How would you store, for example, trigonometry tables? If you can't see that, every time you declare a public static final int, the class where you declared it becomes a singleton, conceptually: is accessible in global scope and has only one static instance - the class itself. In Java, you can even set/change static variables at runtime (but not final variables).

I just said how I like to use SingleTons : to store metadata. I didn't argue that it is the only way to do that. But.. ppl seem to be stuck in just one technique.


After all, I am posting in the wrong place, I forgot to tell that I was meaning Java as programming language.

How would you store, for example, trigonometry tables?


class TrigonometryTables
{
...
}

rolleyes.gif
It DOES NOT HAVE to be one. If your application only needs one, you application will instance it once and make it available to its subsystems.
In other words: why making assumptions on an application behavior if you dont have to?

Stefano Casillo
TWITTER: [twitter]KunosStefano[/twitter]
AssettoCorsa - netKar PRO - Kunos Simulazioni


[quote name='Caburé' timestamp='1352473348' post='4999305']
How would you store, for example, trigonometry tables?


class TrigonometryTables
{
...
}

rolleyes.gif
It DOES NOT HAVE to be one. If your application only needs one, you application will instance it once and make it available to its subsystems.
In other words: why making assumptions on an application behavior if you dont have to?
[/quote]

That was a rethorical question, I already knew how to create a static class in Java.
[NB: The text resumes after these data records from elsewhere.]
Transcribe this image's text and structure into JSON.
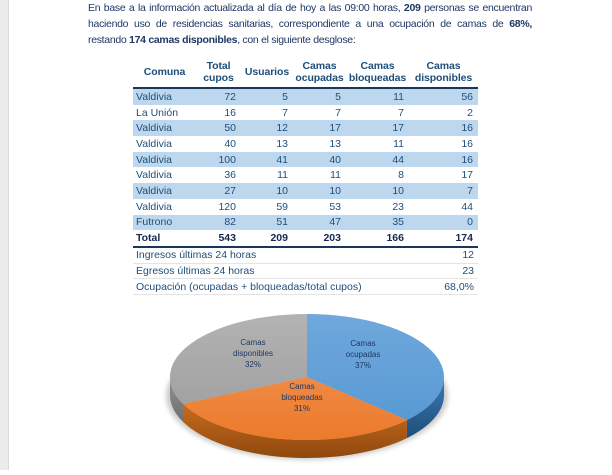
{
  "intro": {
    "segments": [
      {
        "text": "En base a la información actualizada al día de hoy a las 09:00 horas, ",
        "bold": false
      },
      {
        "text": "209",
        "bold": true
      },
      {
        "text": " personas se encuentran haciendo uso de residencias sanitarias, correspondiente a una ocupación de camas de ",
        "bold": false
      },
      {
        "text": "68%,",
        "bold": true
      },
      {
        "text": " restando ",
        "bold": false
      },
      {
        "text": "174 camas disponibles",
        "bold": true
      },
      {
        "text": ", con el siguiente desglose:",
        "bold": false
      }
    ]
  },
  "table": {
    "columns": [
      "Comuna",
      "Total cupos",
      "Usuarios",
      "Camas ocupadas",
      "Camas bloqueadas",
      "Camas disponibles"
    ],
    "rows": [
      [
        "Valdivia",
        "72",
        "5",
        "5",
        "11",
        "56"
      ],
      [
        "La Unión",
        "16",
        "7",
        "7",
        "7",
        "2"
      ],
      [
        "Valdivia",
        "50",
        "12",
        "17",
        "17",
        "16"
      ],
      [
        "Valdivia",
        "40",
        "13",
        "13",
        "11",
        "16"
      ],
      [
        "Valdivia",
        "100",
        "41",
        "40",
        "44",
        "16"
      ],
      [
        "Valdivia",
        "36",
        "11",
        "11",
        "8",
        "17"
      ],
      [
        "Valdivia",
        "27",
        "10",
        "10",
        "10",
        "7"
      ],
      [
        "Valdivia",
        "120",
        "59",
        "53",
        "23",
        "44"
      ],
      [
        "Futrono",
        "82",
        "51",
        "47",
        "35",
        "0"
      ]
    ],
    "total_row": [
      "Total",
      "543",
      "209",
      "203",
      "166",
      "174"
    ],
    "summary": [
      {
        "label": "Ingresos últimas 24 horas",
        "value": "12"
      },
      {
        "label": "Egresos últimas 24 horas",
        "value": "23"
      },
      {
        "label": "Ocupación (ocupadas + bloqueadas/total cupos)",
        "value": "68,0%"
      }
    ]
  },
  "chart_data": {
    "type": "pie",
    "style": "3d",
    "labels": [
      "Camas ocupadas",
      "Camas bloqueadas",
      "Camas disponibles"
    ],
    "values": [
      37,
      31,
      32
    ],
    "percent_labels": [
      "37%",
      "31%",
      "32%"
    ],
    "colors": [
      "#5B9BD5",
      "#ED7D31",
      "#A5A5A5"
    ],
    "start_angle_deg": 0,
    "direction": "clockwise",
    "legend": "none",
    "label_position": "inside"
  },
  "colors": {
    "paragraph_text": "#1F3864",
    "table_text": "#1F4E79",
    "table_band": "#BDD7EE",
    "table_border": "#17375E",
    "pie_label_text": "#1F3864"
  }
}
You mean why don't copy/paste Sun's/Oracle's formal definitions ? Because I thought it is a forum to interchange experience (this is rethoric again), not conceptual aspects of formal oop inspired by how philosofically the real world binds into the structure of a program and how beautiful it may become, in the aspect of fitting in the common-use of objects, the reference to singleton classes within the code.

I just said how I like to use singletons: reutilization of already created metadata valid in global level,everytime, with no specific meaning (and metadata doesn't have a context specific to an object but is the result of interactions of them, having no fit within them without extra-redesign). If the topic is how pretty it fits into the aspects of OOP... the name of the topic should be changed to "why do we still need to use singletons when it is conceptually outside the formal view of the floating round world of objects, resembling old days of procedural programming?".

I just answered the topic. If it fits or not the formal definitions of a design pattern instead of what the term means by itself.. that is another issue.

Singleton is single instance. It does not necessarily mean global scope (you can create a singleton in the scope of a package, for example).

Actually global access is part of the Singleton definition. From the GoF: "Ensure a class has only one instance and provide a global point of access to it."
Global variable is already bounded in a scope.. do you mean that, when someone uses an API, all its singletons used internally must be visible for the programmer? I don't believe.

Ok. You refer a design pattern.


I was dumb and did not payed enough attention to it in the first post, in the beginning of the topic, sorry.
The fact that effort has to be made to bring up reasons (or excuses!) for using a singleton should be telling you something roundabout now.

There is no valid technical constraint enforcing "there can only be one" on anything (aside from Highlander ;) ) and plenty of valid reasons why having more than one is or can be useful. So why would you enforce such a restriction on your code? And at the expense of having to do extra work in order to do so? You're basically spending extra effort in order to impose an artificial restriction on yourself. Seems a wee bit nuts to me.

That's aside from the design considerations of using globals.

Direct3D has need of instancing, but we do not. We have plenty of glVertexAttrib calls.